Kerusuhan di Wamena
Kerusuhan di Wamena Gara-gara Salah Paham, Kapolri: Guru Bilang 'Keras', Murid Dengarnya 'Kera'
"Tone logat Papua kan sedikit berbeda dengan yang lainnya. Dalam konteks ini, kedengaran (huruf) 'S'-nya agak lemah," ujar Tito.
TRIBUNMANADO.CO.ID - Polri terus meluruskan bahwa kabar hoakslah yang menyebabkan kerusuhan yang terjadi di Wamena.
KaPolri Jenderal Tito Karnavian mengakui, kerusuhan di Wamena, Papua, Senin (23/9/2019) kemarin, salah satunya disulut oleh isu rasisme guru terhadap muridnya di salah satu sekolah di Wamena.
"Di SMA PGRI, ada isu seorang guru yang sedang mengajar menyampaikan kepada muridnya, 'kalau berbicara, keras'," ujar Tito dalam konferensi pers di Gedung Kementerian Politik Hukum Keamanan Jakarta, Selasa (24/9/2019).
"Tapi terdengar oleh sang muridnya 'kera' sehingga muncul lagi (isu), si pelajar itu bilang ke orang lain 'saya dikatakan', mohon maaf, 'kera'. Padahal, yang dimaksud (guru) adalah 'jangan bicara keras'," lanjut Tito seperti dikutip dari artikel Kompas.com berjudul "Kapolri Akui Rusuh Wamena Disulut Salah Paham, "Keras" Jadi "Kera".
Tito yang pernah menjabat Kepala Polda Papua mengakui, logat Papua memang unik.
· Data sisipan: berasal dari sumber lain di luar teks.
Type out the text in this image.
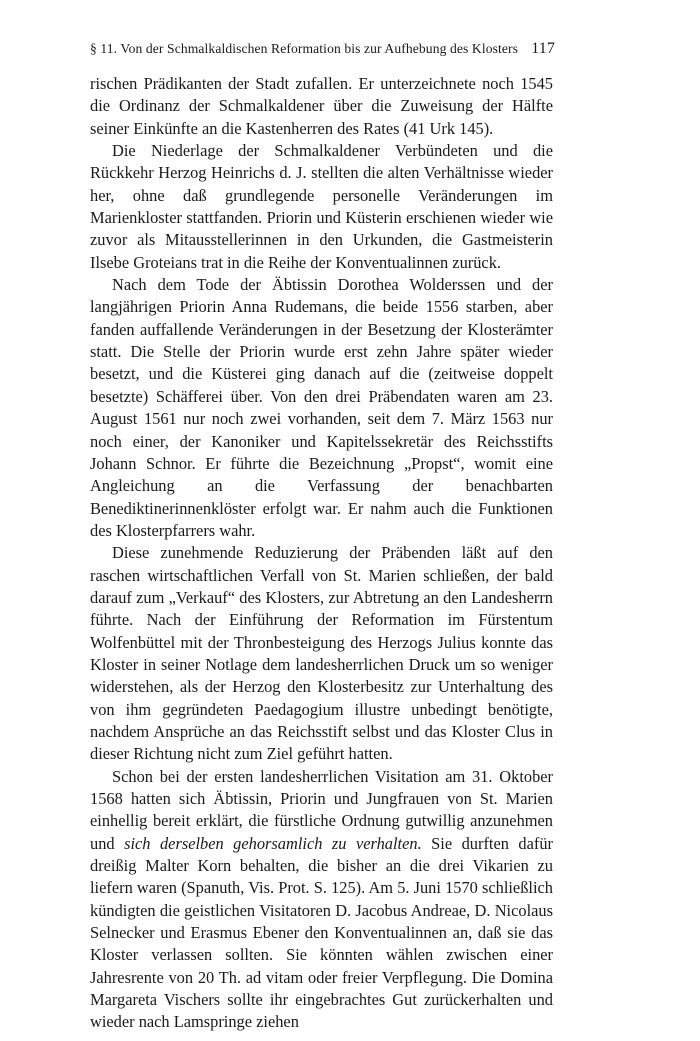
§ 11. Von der Schmalkaldischen Reformation bis zur Aufhebung des Klosters 117

rischen Prädikanten der Stadt zufallen. Er unterzeichnete noch 1545 die Ordinanz der Schmalkaldener über die Zuweisung der Hälfte seiner Einkünfte an die Kastenherren des Rates (41 Urk 145).

Die Niederlage der Schmalkaldener Verbündeten und die Rückkehr Herzog Heinrichs d. J. stellten die alten Verhältnisse wieder her, ohne daß grundlegende personelle Veränderungen im Marienkloster stattfanden. Priorin und Küsterin erschienen wieder wie zuvor als Mitausstellerinnen in den Urkunden, die Gastmeisterin Ilsebe Groteians trat in die Reihe der Konventualinnen zurück.

Nach dem Tode der Äbtissin Dorothea Wolderssen und der langjährigen Priorin Anna Rudemans, die beide 1556 starben, aber fanden auffallende Veränderungen in der Besetzung der Klosterämter statt. Die Stelle der Priorin wurde erst zehn Jahre später wieder besetzt, und die Küsterei ging danach auf die (zeitweise doppelt besetzte) Schäfferei über. Von den drei Präbendaten waren am 23. August 1561 nur noch zwei vorhanden, seit dem 7. März 1563 nur noch einer, der Kanoniker und Kapitelssekretär des Reichsstifts Johann Schnor. Er führte die Bezeichnung „Propst“, womit eine Angleichung an die Verfassung der benachbarten Benediktinerinnenklöster erfolgt war. Er nahm auch die Funktionen des Klosterpfarrers wahr.

Diese zunehmende Reduzierung der Präbenden läßt auf den raschen wirtschaftlichen Verfall von St. Marien schließen, der bald darauf zum „Verkauf“ des Klosters, zur Abtretung an den Landesherrn führte. Nach der Einführung der Reformation im Fürstentum Wolfenbüttel mit der Thronbesteigung des Herzogs Julius konnte das Kloster in seiner Notlage dem landesherrlichen Druck um so weniger widerstehen, als der Herzog den Klosterbesitz zur Unterhaltung des von ihm gegründeten Paedagogium illustre unbedingt benötigte, nachdem Ansprüche an das Reichsstift selbst und das Kloster Clus in dieser Richtung nicht zum Ziel geführt hatten.

Schon bei der ersten landesherrlichen Visitation am 31. Oktober 1568 hatten sich Äbtissin, Priorin und Jungfrauen von St. Marien einhellig bereit erklärt, die fürstliche Ordnung gutwillig anzunehmen und sich derselben gehorsamlich zu verhalten. Sie durften dafür dreißig Malter Korn behalten, die bisher an die drei Vikarien zu liefern waren (Spanuth, Vis. Prot. S. 125). Am 5. Juni 1570 schließlich kündigten die geistlichen Visitatoren D. Jacobus Andreae, D. Nicolaus Selnecker und Erasmus Ebener den Konventualinnen an, daß sie das Kloster verlassen sollten. Sie könnten wählen zwischen einer Jahresrente von 20 Th. ad vitam oder freier Verpflegung. Die Domina Margareta Vischers sollte ihr eingebrachtes Gut zurückerhalten und wieder nach Lamspringe ziehen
Ada kata-kata di mana huruf terakhir tidak terlalu menonjol dilafalkan.
"Tone logat Papua kan sedikit berbeda dengan yang lainnya. Dalam konteks ini, kedengaran (huruf) 'S'-nya agak lemah," ujar Tito.
Meski demikian, Tito memastikan, informasi tersebut belum bisa dipastikan kebenarannya dan masih dalam tataran isu yang merebak di tengah masyarakat.
Baca: Sosok Ketua BEM UI yang Viral Sebut Dewan Pengkhianat Rakyat di Hadapan Anggota DPR
Baca: Tak Ada Tuntutan Untuk Lengserkan Jokowi, Demo Mahasiswa Menuntut Dibatalkannya RKHUP dan UU KPK
Baca: Alasan Jokowi Revisi UU KPK Terungkap, Hampir Sama dengan Analisis Fahri Hamzah, Kok Bisa?
Tito sekaligus menyampaikan bahwa kepolisian sudah mendeteksi kelompok yang menyebarkan isu ini ke tengah masyarakat.
"Kami yakin, yang mengembangkan (isu) itu adalah underbow (United Liberation Movement for West Papua /ULMWP) yang mengenakan seragam SMA. Merekalah yang menyebarkan isu ada guru rasisme dan menyatakan kata-kata tidak pantas yang melukai hati," ujar Tito.
"Padahal, sekali lagi, informasi ini belum tentu benar," lanjut dia.
Dalam kerusuhan itu sendiri, sebanyak 26 orang meninggal dunia.
"Sebanyak 26 orang meninggal dunia, 22 orang adalah masyarakat Papua pendatang," kata Tito Karnavian.
Sementara, empat orang lain yang meninggal dunia adalah masyarakat asli Papua.
Tito menjelaskan, mereka meninggal dunia akibat kekerasan yang terjadi saat kerusuhan di Wamena. Ada juga yang meninggal karena tempat tinggalnya dibakar. "
Mereka meninggal akibat luka bacok dan akibat terbakar, di dalam rumahnya atau rukonya yang dibakar," ujar Kapolri.